Nel suo storico articolo Computing machinery and intelligence, pubblicato originariamente nel 1950, Alan Turing (1912-1954) pone ilproblema se le macchine possano pensare. Per rispondere si preoccupa di definire in maniera precisa cosa si intenda per "macchina" e per "pensare". Per quanto riguarda la prima ricorre al modello che oggi tutti chiamano, per l'appunto, Macchina di Turing, una macchina ideale dotata di memoria ed in grado di manipolare simboli secondo precise regole. Il "pensare" viene invece ridotto da Turing alla capacità di prender parte a quello che viene definito "gioco dell'imitazione", spiegato in dettaglio nell'articolo, e che consisterebbe nel mettere in comunicazione una macchina ed un umano attraverso una telescrivente: l'interlocutore umano potrebbe porre qualsiasi tipo di domanda alla macchina, che dovrebbe essere programmata per fingere di essere una persona; se questa macchina riuscisse ad ingannare il suo interlocutore, convincendolo di star parlando con una persona vera, allora si potrebbe assumere che la macchina stia realmente pensando.
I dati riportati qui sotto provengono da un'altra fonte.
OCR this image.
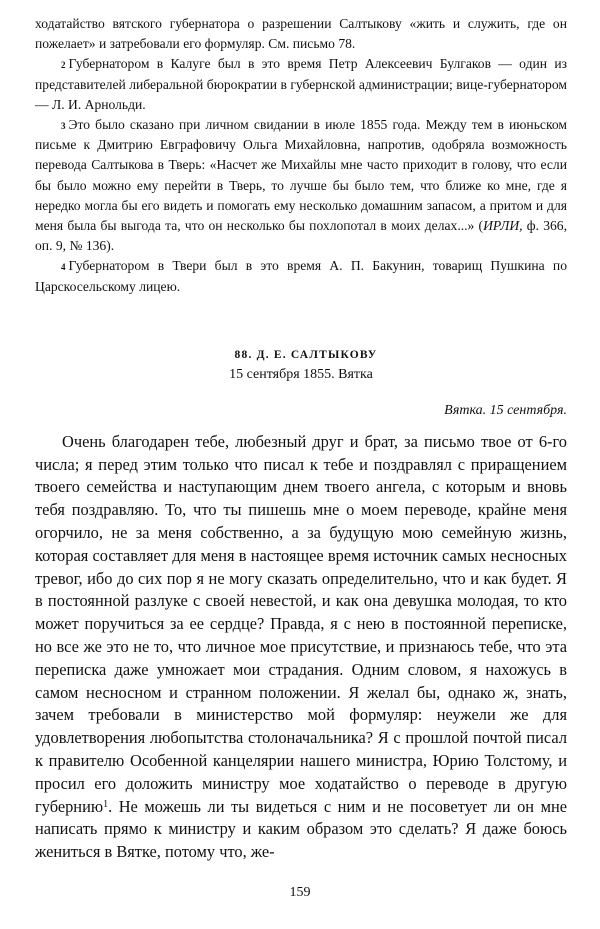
ходатайство вятского губернатора о разрешении Салтыкову «жить и служить, где он пожелает» и затребовали его формуляр. См. письмо 78.

$^2$ Губернатором в Калуге был в это время Петр Алексеевич Булгаков — один из представителей либеральной бюрократии в губернской администрации; вице-губернатором — Л. И. Арнольди.

$^3$ Это было сказано при личном свидании в июле 1855 года. Между тем в июньском письме к Дмитрию Евграфовичу Ольга Михайловна, напротив, одобряла возможность перевода Салтыкова в Тверь: «Насчет же Михайлы мне часто приходит в голову, что если бы было можно ему перейти в Тверь, то лучше бы было тем, что ближе ко мне, где я нередко могла бы его видеть и помогать ему несколько домашним запасом, а притом и для меня была бы выгода та, что он несколько бы похлопотал в моих делах...» (ИРЛИ, ф. 366, оп. 9, № 136).

$^4$ Губернатором в Твери был в это время А. П. Бакунин, товарищ Пушкина по Царскосельскому лицею.

88. Д. Е. САЛТЫКОВУ
15 сентября 1855. Вятка
Вятка. 15 сентября.

Очень благодарен тебе, любезный друг и брат, за письмо твое от 6-го числа; я перед этим только что писал к тебе и поздравлял с приращением твоего семейства и наступающим днем твоего ангела, с которым и вновь тебя поздравляю. То, что ты пишешь мне о моем переводе, крайне меня огорчило, не за меня собственно, а за будущую мою семейную жизнь, которая составляет для меня в настоящее время источник самых несносных тревог, ибо до сих пор я не могу сказать определительно, что и как будет. Я в постоянной разлуке с своей невестой, и как она девушка молодая, то кто может поручиться за ее сердце? Правда, я с нею в постоянной переписке, но все же это не то, что личное мое присутствие, и признаюсь тебе, что эта переписка даже умножает мои страдания. Одним словом, я нахожусь в самом несносном и странном положении. Я желал бы, однако ж, знать, зачем требовали в министерство мой формуляр: неужели же для удовлетворения любопытства столоначальника? Я с прошлой почтой писал к правителю Особенной канцелярии нашего министра, Юрию Толстому, и просил его доложить министру мое ходатайство о переводе в другую губернию$^1$. Не можешь ли ты видеться с ним и не посоветует ли он мне написать прямо к министру и каким образом это сделать? Я даже боюсь жениться в Вятке, потому что, же-

159
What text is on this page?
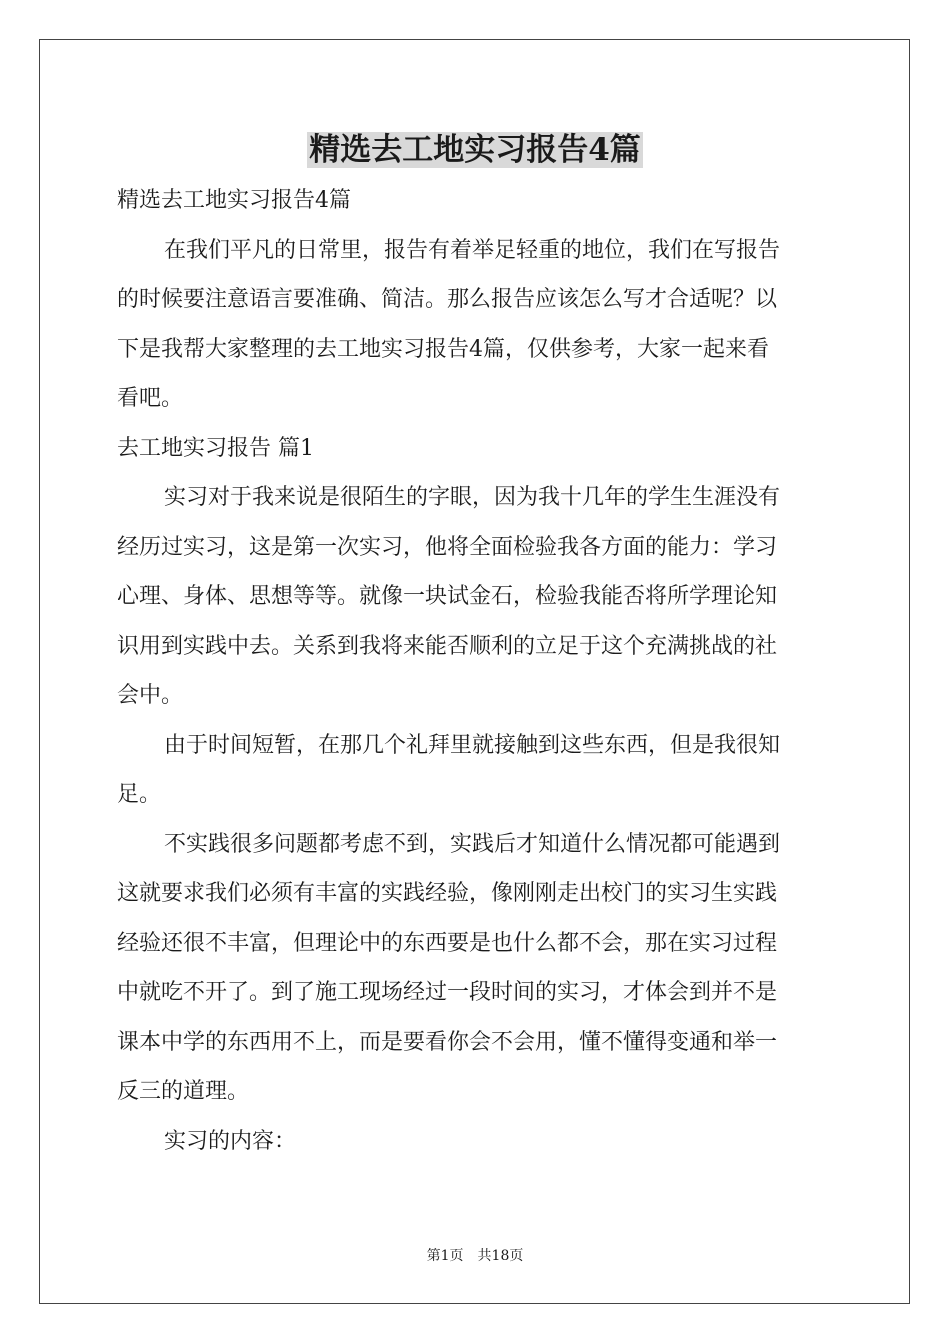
精选去工地实习报告4篇

精选去工地实习报告4篇

在我们平凡的日常里，报告有着举足轻重的地位，我们在写报告

的时候要注意语言要准确、简洁。那么报告应该怎么写才合适呢？以

下是我帮大家整理的去工地实习报告4篇，仅供参考，大家一起来看

看吧。

去工地实习报告 篇1

实习对于我来说是很陌生的字眼，因为我十几年的学生生涯没有

经历过实习，这是第一次实习，他将全面检验我各方面的能力：学习

心理、身体、思想等等。就像一块试金石，检验我能否将所学理论知

识用到实践中去。关系到我将来能否顺利的立足于这个充满挑战的社

会中。

由于时间短暂，在那几个礼拜里就接触到这些东西，但是我很知

足。

不实践很多问题都考虑不到，实践后才知道什么情况都可能遇到

这就要求我们必须有丰富的实践经验，像刚刚走出校门的实习生实践

经验还很不丰富，但理论中的东西要是也什么都不会，那在实习过程

中就吃不开了。到了施工现场经过一段时间的实习，才体会到并不是

课本中学的东西用不上，而是要看你会不会用，懂不懂得变通和举一

反三的道理。

实习的内容：

第1页 共18页
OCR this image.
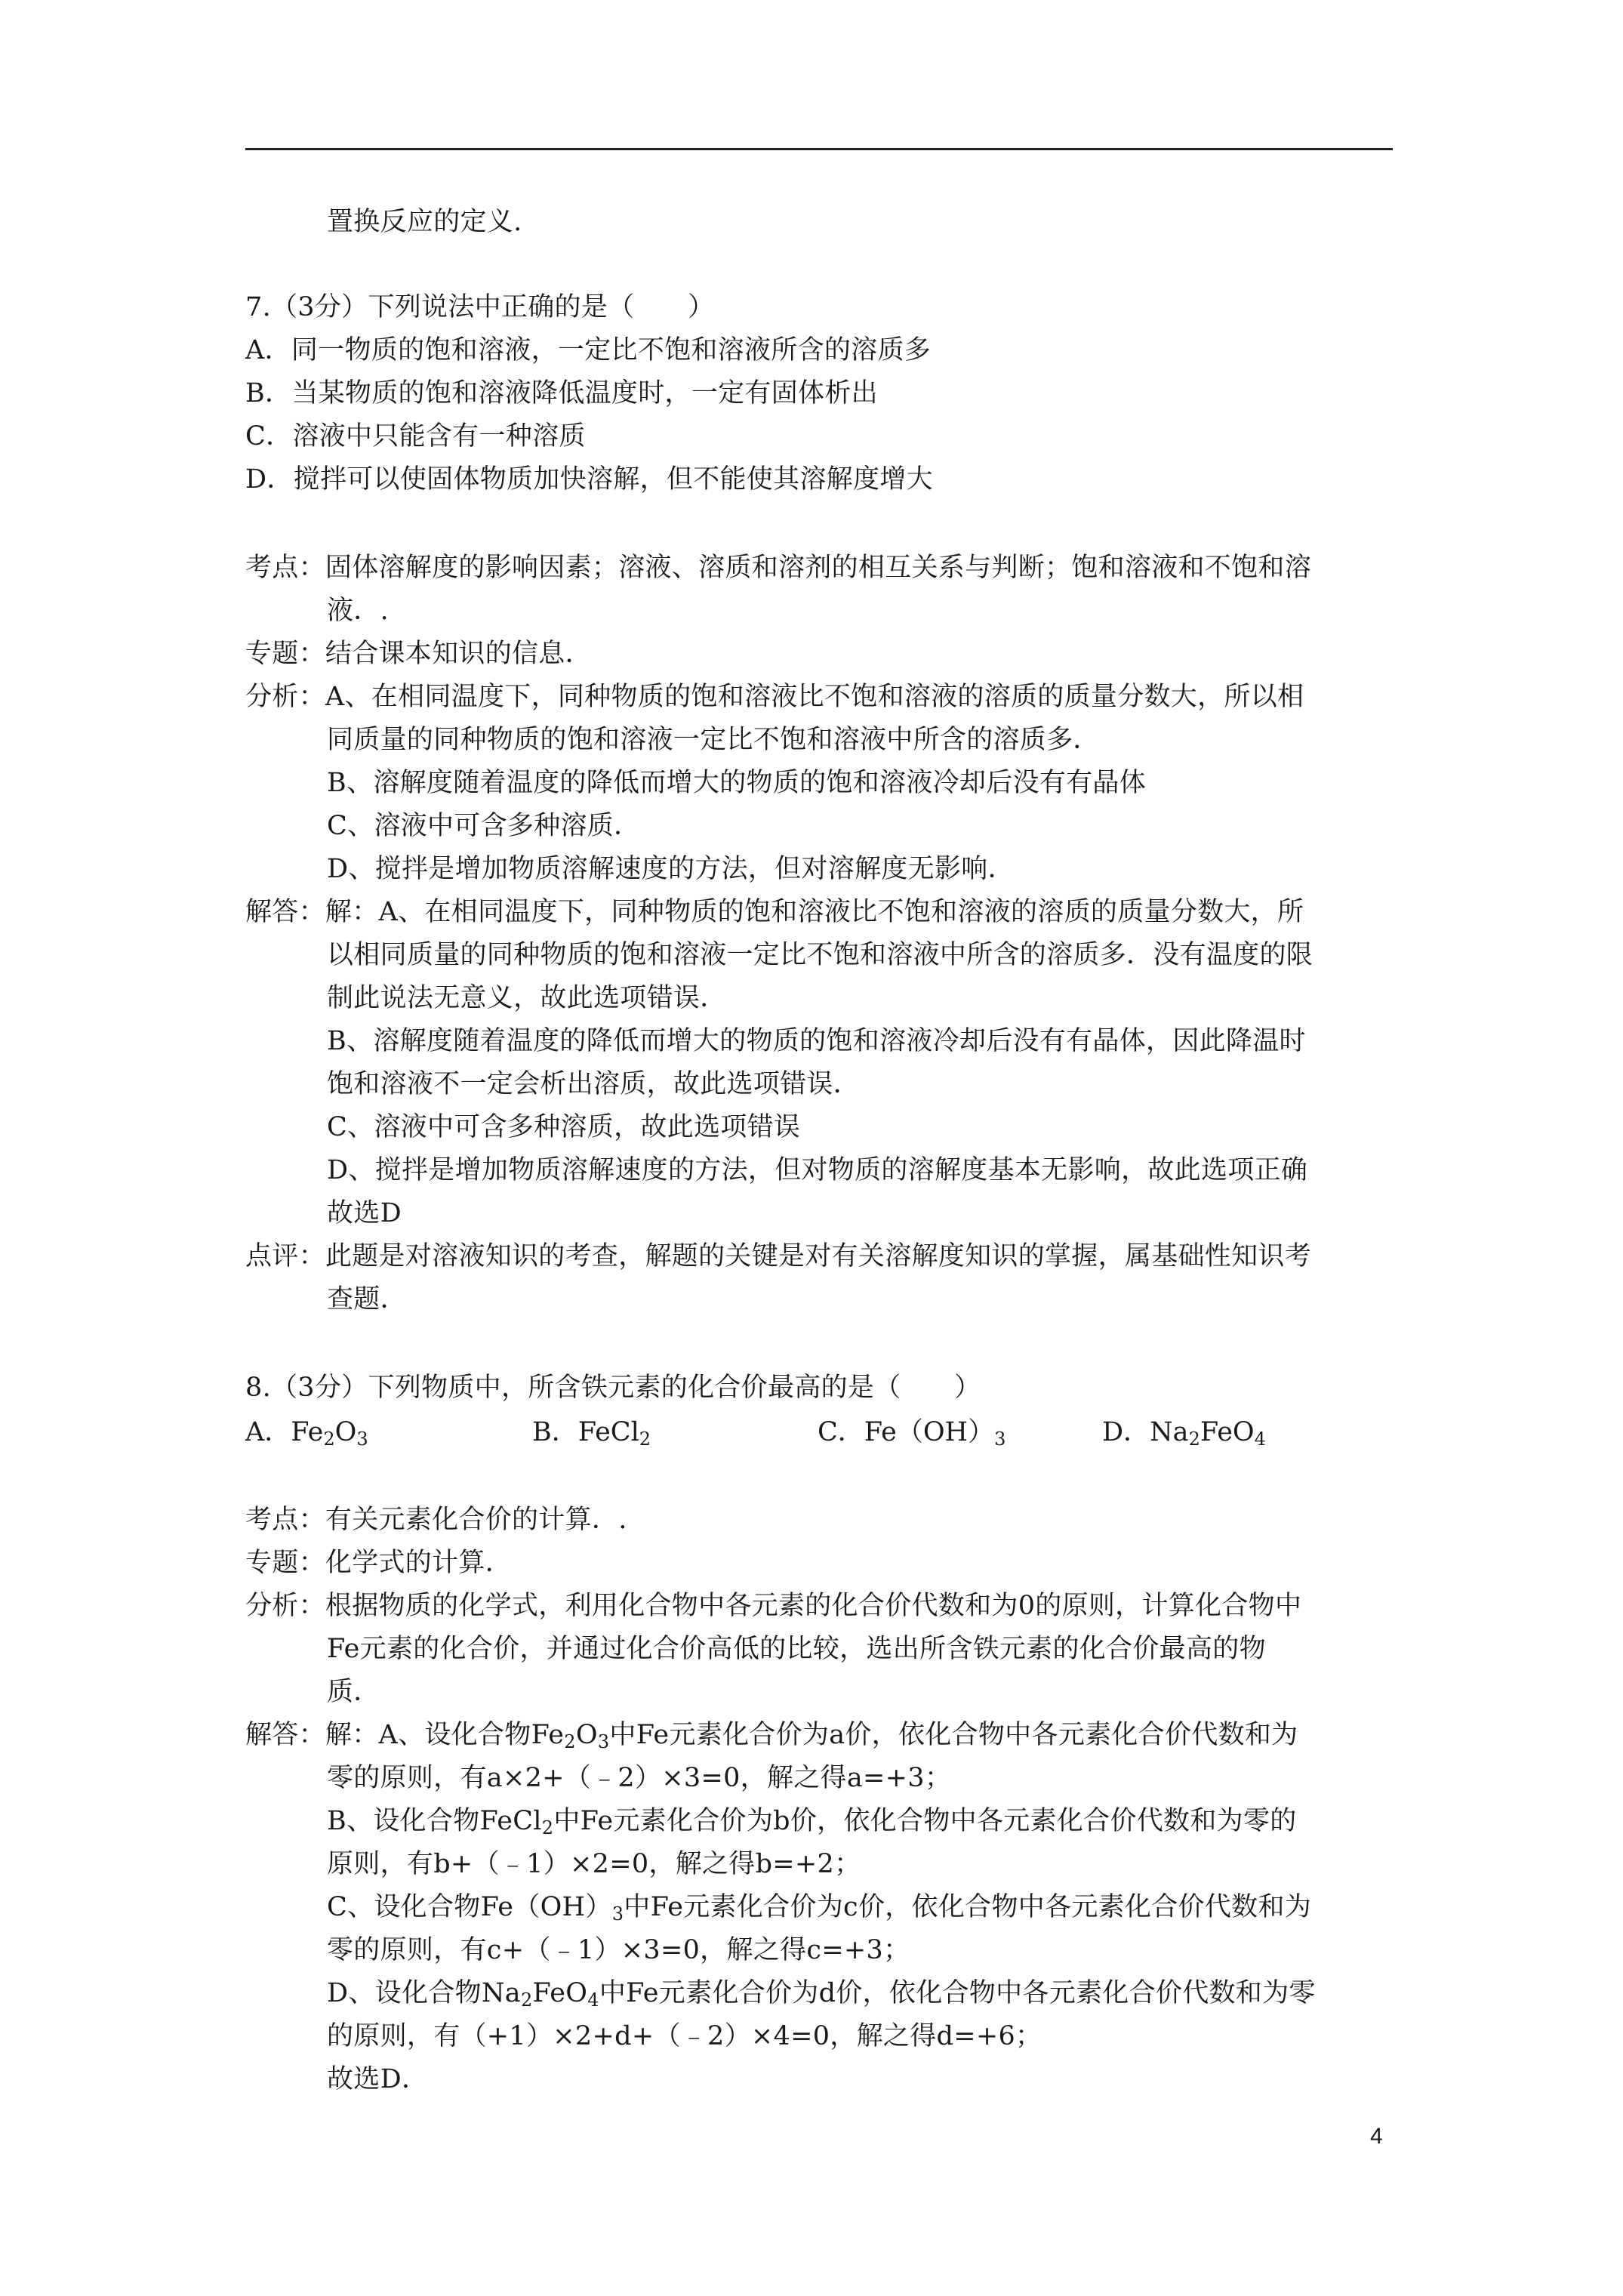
置换反应的定义.
7.（3分）下列说法中正确的是（　　）
A．同一物质的饱和溶液，一定比不饱和溶液所含的溶质多
B．当某物质的饱和溶液降低温度时，一定有固体析出
C．溶液中只能含有一种溶质
D．搅拌可以使固体物质加快溶解，但不能使其溶解度增大
考点：固体溶解度的影响因素；溶液、溶质和溶剂的相互关系与判断；饱和溶液和不饱和溶
液．.
专题：结合课本知识的信息．
分析：A、在相同温度下，同种物质的饱和溶液比不饱和溶液的溶质的质量分数大，所以相
同质量的同种物质的饱和溶液一定比不饱和溶液中所含的溶质多．
B、溶解度随着温度的降低而增大的物质的饱和溶液冷却后没有有晶体
C、溶液中可含多种溶质．
D、搅拌是增加物质溶解速度的方法，但对溶解度无影响．
解答：解：A、在相同温度下，同种物质的饱和溶液比不饱和溶液的溶质的质量分数大，所
以相同质量的同种物质的饱和溶液一定比不饱和溶液中所含的溶质多．没有温度的限
制此说法无意义，故此选项错误．
B、溶解度随着温度的降低而增大的物质的饱和溶液冷却后没有有晶体，因此降温时
饱和溶液不一定会析出溶质，故此选项错误．
C、溶液中可含多种溶质，故此选项错误
D、搅拌是增加物质溶解速度的方法，但对物质的溶解度基本无影响，故此选项正确
故选D
点评：此题是对溶液知识的考查，解题的关键是对有关溶解度知识的掌握，属基础性知识考
查题．
8.（3分）下列物质中，所含铁元素的化合价最高的是（　　）
A．$Fe_2O_3$	B．FeCl$_2$	C．$Fe(OH)_3$	D．$Na_2FeO_4$
考点：有关元素化合价的计算．.
专题：化学式的计算．
分析：根据物质的化学式，利用化合物中各元素的化合价代数和为0的原则，计算化合物中
Fe元素的化合价，并通过化合价高低的比较，选出所含铁元素的化合价最高的物
质．
解答：解：A、设化合物$Fe_2O_3$中Fe元素化合价为a价，依化合物中各元素化合价代数和为
零的原则，有a×2+（﹣2）×3=0，解之得a=+3；
B、设化合物FeCl$_2$中Fe元素化合价为b价，依化合物中各元素化合价代数和为零的
原则，有b+（﹣1）×2=0，解之得b=+2；
C、设化合物$Fe(OH)_3$中Fe元素化合价为c价，依化合物中各元素化合价代数和为
零的原则，有c+（﹣1）×3=0，解之得c=+3；
D、设化合物$Na_2FeO_4$中Fe元素化合价为d价，依化合物中各元素化合价代数和为零
的原则，有（+1）×2+d+（﹣2）×4=0，解之得d=+6；
故选D．
4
La posizione di Turing è che le macchine possano un giorno arrivare a questo risultato, ma ammette di non avere argomenti dimostrativi a riguardo; si limita così a rispondere a diverse possibili obiezioni, ed a formulare delle congetture in base alle quali proseguire la ricerca sull'intelligenza artificiale.
A.M. Turing, Computing machinery and intelligence, “Mind”, 59 (1950) 433-460.
Traduzione italiana in: V. Somenzi, R. Cordeschi, La filosofia degli automi. Origini dell'intelligenza artificiale, Paolo Boringhieri, Torino, 1965, pp. 157-183.